FINRA Censures Berthel Fisher For Failure To Supervise
Berthel Fisher Co. Financial Services Inc. is a broker-dealer headquartered in Cedar Rapids Iowa that has been censured and fined two hundred and twenty-five thousand dollars according to an Office of Hearing Officers Order Accepting Offer of Settlement containing findings that the firm failed to supervise unit investment trust transactions effected in customer accounts. Department of Enforcement v. Berthel Fisher And Co. Financial Services Inc. Disciplinary Proceeding No. 2014039169601 (Feb. 5 2018).
According to the Order, from January 1, 2013 to December 31, 2014, the firm’s stockbroker, Jeffrey Dragon, recommended and ultimately executed unsuitable trades of unit investment trusts in customer accounts, enabling Dragon and the firm to accumulate $417,000.00 in concessions.
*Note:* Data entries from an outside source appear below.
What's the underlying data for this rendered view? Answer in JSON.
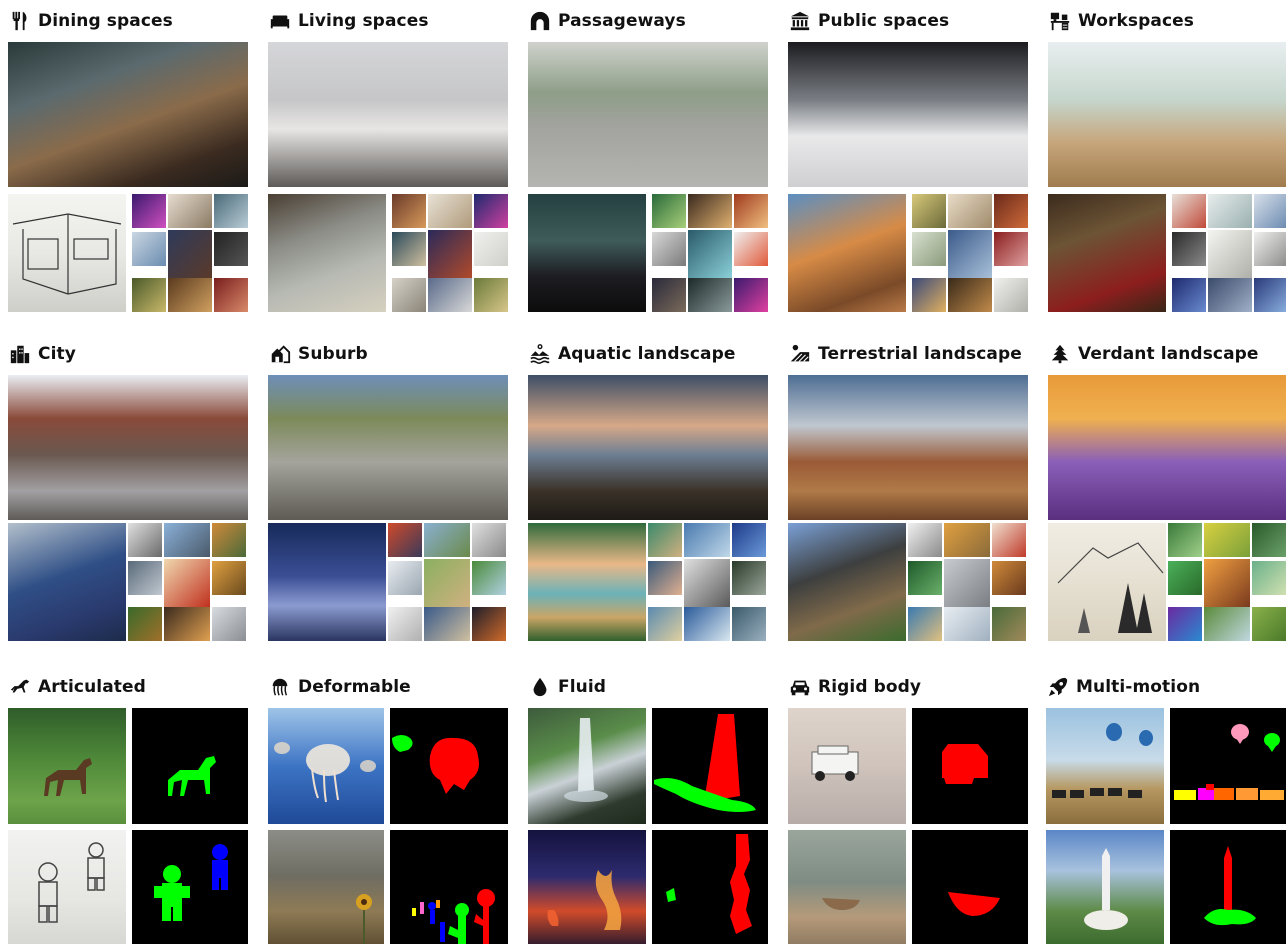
{
  "categories": [
    {
      "title": "Dining spaces",
      "icon": "utensils-icon"
    },
    {
      "title": "Living spaces",
      "icon": "bed-icon"
    },
    {
      "title": "Passageways",
      "icon": "tunnel-icon"
    },
    {
      "title": "Public spaces",
      "icon": "museum-icon"
    },
    {
      "title": "Workspaces",
      "icon": "desk-icon"
    },
    {
      "title": "City",
      "icon": "city-icon"
    },
    {
      "title": "Suburb",
      "icon": "house-icon"
    },
    {
      "title": "Aquatic landscape",
      "icon": "water-icon"
    },
    {
      "title": "Terrestrial landscape",
      "icon": "field-icon"
    },
    {
      "title": "Verdant landscape",
      "icon": "tree-icon"
    },
    {
      "title": "Articulated",
      "icon": "horse-icon"
    },
    {
      "title": "Deformable",
      "icon": "jellyfish-icon"
    },
    {
      "title": "Fluid",
      "icon": "droplet-icon"
    },
    {
      "title": "Rigid body",
      "icon": "car-icon"
    },
    {
      "title": "Multi-motion",
      "icon": "rocket-icon"
    }
  ],
  "colors": {
    "mask_background": "#000000",
    "mask_red": "#ff0000",
    "mask_green": "#00ff00",
    "mask_blue": "#0000ff",
    "mask_yellow": "#ffff00",
    "mask_pink": "#ff66cc",
    "mask_orange": "#ff9900"
  }
}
Apparently, twelve customers had been advised to submit to Dragon’s trading strategy, which involved the premature liquidation of unit investment trusts that Dragon recommended customers’ purchase just months before.
The Order stated that Dragon recommended that customers take proceeds from premature sales to effect purchases of new unit investment trusts. Evidently, customers incurred sales charges each time that they purchased a new unit investment trust at Dragon’s direction. FINRA concluded that Dragon’s recommendations were not suitable based upon the costs customers incurred in trading unit investment trusts, as those products were not designed for active trading.
The Order further stated that Dragon’s strategy precluded customers from obtaining sales charge discounts when purchasing unit investment trusts. Apparently, the transactions that Dragon recommended were structured so that customers would be purchasing the unit investment trusts over multiple days and in amounts that had been under the breakpoint threshold. As a result, Dragon reportedly raked in concessions at the expense of his customers.
Evidently, the firm’s allowance of Dragon’s trading enabled the firm to profit; however, his activities only persisted because of the firm’s failure to adequately supervise trading of unit investment trusts. The Order stated that the firm only conducted manual reviews of the firm’s trade blotters when supervising customer activity and recommendations of unit investment trusts, but those manual reviews did not address the length of time that unit investment trusts had been held by customers before the investments had been liquidated. The blotters also reportedly failed to address the source of customers’ funds utilized in making new unit investment trust purchases. FINRA concluded that the firm’s supervision systems had not been adequately designed to avert unit investment trust trades executed on a short-term and possibly excessive basis.
Moreover, FINRA found that the firm’s supervision system was flawed because it was not adequately geared to avert mutual fund trades effected on a short-term and excessive basis. Apparently, between January 1, 2013 and December 31, 2015, no tools, reports, or methods had been incorporated into the firm’s supervision system to detect improper switching of mutual funds.
Further, the Order stated that the firm’s supervision systems were not sufficiently capable of making sure that customers had been provided sales-charge discounts when mutual fund and unit investment trust trades were executed in their accounts. The firm reportedly depended on its clearing firm and registered representatives to make determinations, but it never checked if those discounts had been correctly applied. The Order revealed that between 2010 and 2014, at least two thousand seven hundred customers were deprived of sales charge discounts. Consequently, customers overpaid by $667,000.00, and most of that amount had been provided to the firm as well as the firm’s registered representatives by way of dealer concessions.
FINRA concluded that the firm violated FINRA Rules 2010 and 2111 for the unsuitable trading which had transpired, and FINRA Rules 2010 and 3110 for failing to supervise the firm’s trading practices.